Markante Architektur

Für den Neubau haben die Produktdesigner der FIT Additive Manufacturing Group zusammen mit den Architekten Berschneider + Berschneider und dem Systemhersteller für Fassaden STO ein besonderes Fassadenkonzept verwirklicht, dessen matt-dunkle Oberfläche mit komplex angeordneten Vertiefungen abhängig von den Lichtverhältnissen für ein lebendiges Spiel von Licht und Schatten sorgt. Die Formensprache greift die Polygone der Mesh-Strukturen auf, die sogenannten STL-Dreiecke, aus denen die Datensätze der Additiven Fertigung bestehen. So wird ein zentrales Thema des Unternehmens auf die Fassade projiziert.

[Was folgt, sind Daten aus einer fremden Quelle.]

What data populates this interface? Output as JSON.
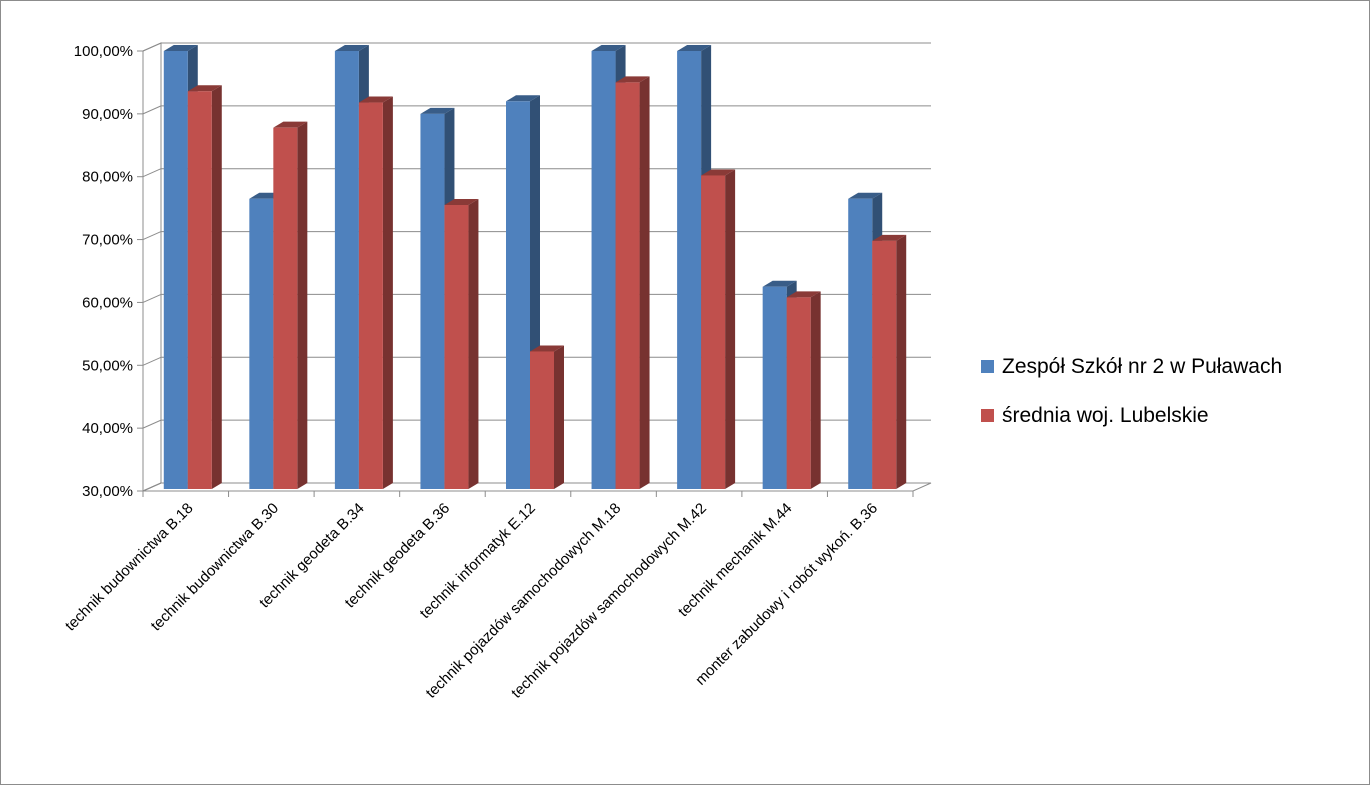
{
  "chart_data": {
    "type": "bar",
    "categories": [
      "technik budownictwa B.18",
      "technik budownictwa B.30",
      "technik geodeta B.34",
      "technik geodeta B.36",
      "technik informatyk E.12",
      "technik pojazdów samochodowych M.18",
      "technik pojazdów samochodowych M.42",
      "technik mechanik M.44",
      "monter zabudowy i robót wykoń. B.36"
    ],
    "series": [
      {
        "name": "Zespół Szkół nr 2 w Puławach",
        "color": "#4F81BD",
        "values": [
          100.0,
          76.5,
          100.0,
          90.0,
          92.0,
          100.0,
          100.0,
          62.5,
          76.5
        ]
      },
      {
        "name": "średnia woj. Lubelskie",
        "color": "#C0504D",
        "values": [
          93.6,
          87.8,
          91.8,
          75.5,
          52.2,
          95.0,
          80.2,
          60.8,
          69.8
        ]
      }
    ],
    "ylim": [
      30,
      100
    ],
    "yticks": [
      "100,00%",
      "90,00%",
      "80,00%",
      "70,00%",
      "60,00%",
      "50,00%",
      "40,00%",
      "30,00%"
    ],
    "grid": true,
    "legend_position": "right",
    "title": "",
    "xlabel": "",
    "ylabel": ""
  }
}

Produktionsmittel sind eine wichtige Anwendung der additiven Fertigung. Das Projekt „Fassade 3000“ ist eine Fallstudie für 3D-gedruckte Produktionsmittel im Bereich Architektur. Die besondere Herausforderung an die Umsetzung bestand darin, für STO ein kostengünstiges Werkzeug für die Sonderanfertigung der Verlegeplatten herzustellen, die zugleich schnell und wirtschaftlich produziert werden sollten, auch für eine große Fassadenfläche. Die Erstellung dieses Werkzeugs ist eine Leistung des Geschäftsfelds Produktionsmittel bei FIT.

Optimierte Produktion

Konstruiert und gefertigt wurden die Einleger als Produktionsmittel zur Herstellung der Relief-Vertiefungen bei FIT. Durch das komplexe Design war es deutlich günstiger, diese Formen im Laserschmelzen aus Aluminium herzustellen statt mit konventionellen Verfahren. Die additiv gefertigten Elemente mussten lediglich gestrahlt und plan geschliffen werden und waren ansonsten sofort einsatzfähig. Sie konnten bei STO einfach und schnell im Fassadenwerkzeug verbaut werden. Die Platten wurden dann mitsamt ihrem Reliefdekor in einem industriellen Prozess gepresst und entformt. Mit diesem optimierten Workflow war eine Produktionsgeschwindigkeit von 20 Platten gleichzeitig in Rotation möglich. „Mit dem notwendigen additiven Know-how werden individualisierte Häuserfassaden in 5 Jahren nur mehr unwesentlich mehr kosten als Standardfassaden“, prognostiziert Carl Fruth. Ein Modell des Fassadenwerkzeugs ist bis 16. November am Stand der FIT Additive Manufacturing Group auf der formnext ausgestellt.